Although here's something else to think about:
What would make you more competitive for the most prestigious positions in industry? PhD from Harvard/Stanford/Yale, or MD/PhD from far less prestigious schools such as Iowa/UAB/UTSW/Case?
It's the same reasoning as why MD/PhD's have an easier time getting grants than PhD's
Although here's something else to think about:
What would make you more competitive for the most prestigious positions in industry? PhD from Harvard/Stanford/Yale, or MD/PhD from far less prestigious schools such as Iowa/UAB/UTSW/Case?

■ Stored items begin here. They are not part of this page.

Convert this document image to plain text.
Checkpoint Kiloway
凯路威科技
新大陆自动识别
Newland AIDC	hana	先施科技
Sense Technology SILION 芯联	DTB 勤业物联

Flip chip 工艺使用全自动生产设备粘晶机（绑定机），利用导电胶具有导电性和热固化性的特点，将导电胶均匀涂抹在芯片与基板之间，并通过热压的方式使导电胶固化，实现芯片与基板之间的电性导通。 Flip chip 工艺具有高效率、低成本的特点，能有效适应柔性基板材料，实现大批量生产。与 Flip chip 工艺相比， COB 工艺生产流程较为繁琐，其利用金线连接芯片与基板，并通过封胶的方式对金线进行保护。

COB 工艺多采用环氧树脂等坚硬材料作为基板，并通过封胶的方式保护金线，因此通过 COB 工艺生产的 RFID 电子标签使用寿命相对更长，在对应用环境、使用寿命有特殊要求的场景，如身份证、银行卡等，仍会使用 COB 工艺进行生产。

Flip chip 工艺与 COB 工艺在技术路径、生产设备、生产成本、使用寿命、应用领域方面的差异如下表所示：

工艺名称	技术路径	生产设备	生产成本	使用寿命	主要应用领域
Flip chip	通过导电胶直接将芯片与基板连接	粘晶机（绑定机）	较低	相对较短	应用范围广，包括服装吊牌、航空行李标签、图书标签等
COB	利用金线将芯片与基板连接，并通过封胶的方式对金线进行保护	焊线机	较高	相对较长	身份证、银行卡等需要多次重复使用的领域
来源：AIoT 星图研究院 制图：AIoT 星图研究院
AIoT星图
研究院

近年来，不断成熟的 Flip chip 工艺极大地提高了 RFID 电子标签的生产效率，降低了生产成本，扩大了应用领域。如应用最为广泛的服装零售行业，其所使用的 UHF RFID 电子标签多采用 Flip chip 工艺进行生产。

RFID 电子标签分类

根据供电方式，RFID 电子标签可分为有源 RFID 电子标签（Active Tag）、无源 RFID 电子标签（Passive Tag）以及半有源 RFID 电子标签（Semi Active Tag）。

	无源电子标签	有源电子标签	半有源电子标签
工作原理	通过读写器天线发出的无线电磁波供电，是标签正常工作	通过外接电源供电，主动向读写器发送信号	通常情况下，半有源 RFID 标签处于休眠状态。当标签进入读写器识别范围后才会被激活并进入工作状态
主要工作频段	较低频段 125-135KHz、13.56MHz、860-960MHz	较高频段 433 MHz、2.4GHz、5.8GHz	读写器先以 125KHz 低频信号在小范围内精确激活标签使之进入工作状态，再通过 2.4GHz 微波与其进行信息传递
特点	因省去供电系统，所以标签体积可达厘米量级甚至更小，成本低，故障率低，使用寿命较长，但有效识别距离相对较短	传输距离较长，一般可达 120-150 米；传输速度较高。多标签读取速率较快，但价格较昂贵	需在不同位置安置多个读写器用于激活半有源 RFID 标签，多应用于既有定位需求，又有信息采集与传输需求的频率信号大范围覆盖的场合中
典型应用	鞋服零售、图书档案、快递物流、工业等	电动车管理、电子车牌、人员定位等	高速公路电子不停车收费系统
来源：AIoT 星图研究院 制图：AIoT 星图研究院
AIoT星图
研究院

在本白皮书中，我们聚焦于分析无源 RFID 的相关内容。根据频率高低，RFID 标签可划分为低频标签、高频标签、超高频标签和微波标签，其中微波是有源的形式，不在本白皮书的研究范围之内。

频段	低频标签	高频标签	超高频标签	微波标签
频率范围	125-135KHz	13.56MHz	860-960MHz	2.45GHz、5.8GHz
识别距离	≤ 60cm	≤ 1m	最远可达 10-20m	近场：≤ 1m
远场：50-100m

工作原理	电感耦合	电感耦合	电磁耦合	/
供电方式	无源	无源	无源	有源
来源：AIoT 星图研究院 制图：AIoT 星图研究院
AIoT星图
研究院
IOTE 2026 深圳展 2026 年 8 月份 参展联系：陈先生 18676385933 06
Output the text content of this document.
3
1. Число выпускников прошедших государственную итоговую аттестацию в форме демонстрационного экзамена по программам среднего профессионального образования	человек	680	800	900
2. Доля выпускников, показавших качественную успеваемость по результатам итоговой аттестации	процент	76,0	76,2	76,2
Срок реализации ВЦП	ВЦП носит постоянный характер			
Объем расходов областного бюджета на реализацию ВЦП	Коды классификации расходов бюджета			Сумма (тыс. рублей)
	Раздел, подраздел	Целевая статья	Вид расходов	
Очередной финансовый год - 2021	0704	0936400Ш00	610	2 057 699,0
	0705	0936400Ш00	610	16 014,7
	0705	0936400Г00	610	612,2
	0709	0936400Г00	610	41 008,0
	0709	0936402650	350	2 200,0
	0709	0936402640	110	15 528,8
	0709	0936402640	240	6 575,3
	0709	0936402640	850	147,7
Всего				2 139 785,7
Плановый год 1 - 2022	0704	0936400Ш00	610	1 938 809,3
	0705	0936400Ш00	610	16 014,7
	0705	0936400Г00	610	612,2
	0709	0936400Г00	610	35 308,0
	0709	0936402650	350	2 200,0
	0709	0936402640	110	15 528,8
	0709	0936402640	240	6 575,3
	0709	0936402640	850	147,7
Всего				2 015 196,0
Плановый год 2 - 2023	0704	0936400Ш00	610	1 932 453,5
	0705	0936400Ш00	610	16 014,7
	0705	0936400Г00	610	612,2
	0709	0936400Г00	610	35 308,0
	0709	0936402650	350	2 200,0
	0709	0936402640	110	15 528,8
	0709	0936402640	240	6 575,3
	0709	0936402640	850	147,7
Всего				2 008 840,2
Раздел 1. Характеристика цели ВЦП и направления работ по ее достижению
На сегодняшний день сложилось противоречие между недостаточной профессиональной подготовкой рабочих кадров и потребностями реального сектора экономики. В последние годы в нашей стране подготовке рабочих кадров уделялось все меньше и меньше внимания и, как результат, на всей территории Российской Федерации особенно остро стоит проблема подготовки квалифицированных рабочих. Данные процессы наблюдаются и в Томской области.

This thread was not really supposed to be about names, but since you bring it up. If you are looking at nonacademic jobs, training at these "elite" institutions does not really make you a better applicant. I mean, who would you hire: the person who was so passionate about MD/PhD that they were willing to do it "anywhere" (by the way the insinuation that these schools are far less prestigious is totally laughable... and I did go to one of the big name schools so this is not just sour grapes), or the douchebag who just could not LIVE with himself without having a Harvard diploma on the wall. Plus, pharma does not give a hoot about prestige. They want people who have proven that they can get stuff done. When you see Genentech hiring people like this for the most prestigious positions in industry, they are being hired because they are badasses, not because they trained at fancy schools. Many of them did train with famous names, but you can't confuse correlation with causation.
Since you bumped this thread and I just read this, I'm surprised a poster said a school like UTSW with its multiple Nobel prize winning-researchers is "far less prestigious".
I've heard that MD/PhD's have a leg up over PhD's especially in things such as management consulting. It's the same reasoning as why MD/PhD's have an easier time getting grants than PhD's - even if they don't practice medicine at all, they can approach problems from a more translational perspective than their PhD counterparts.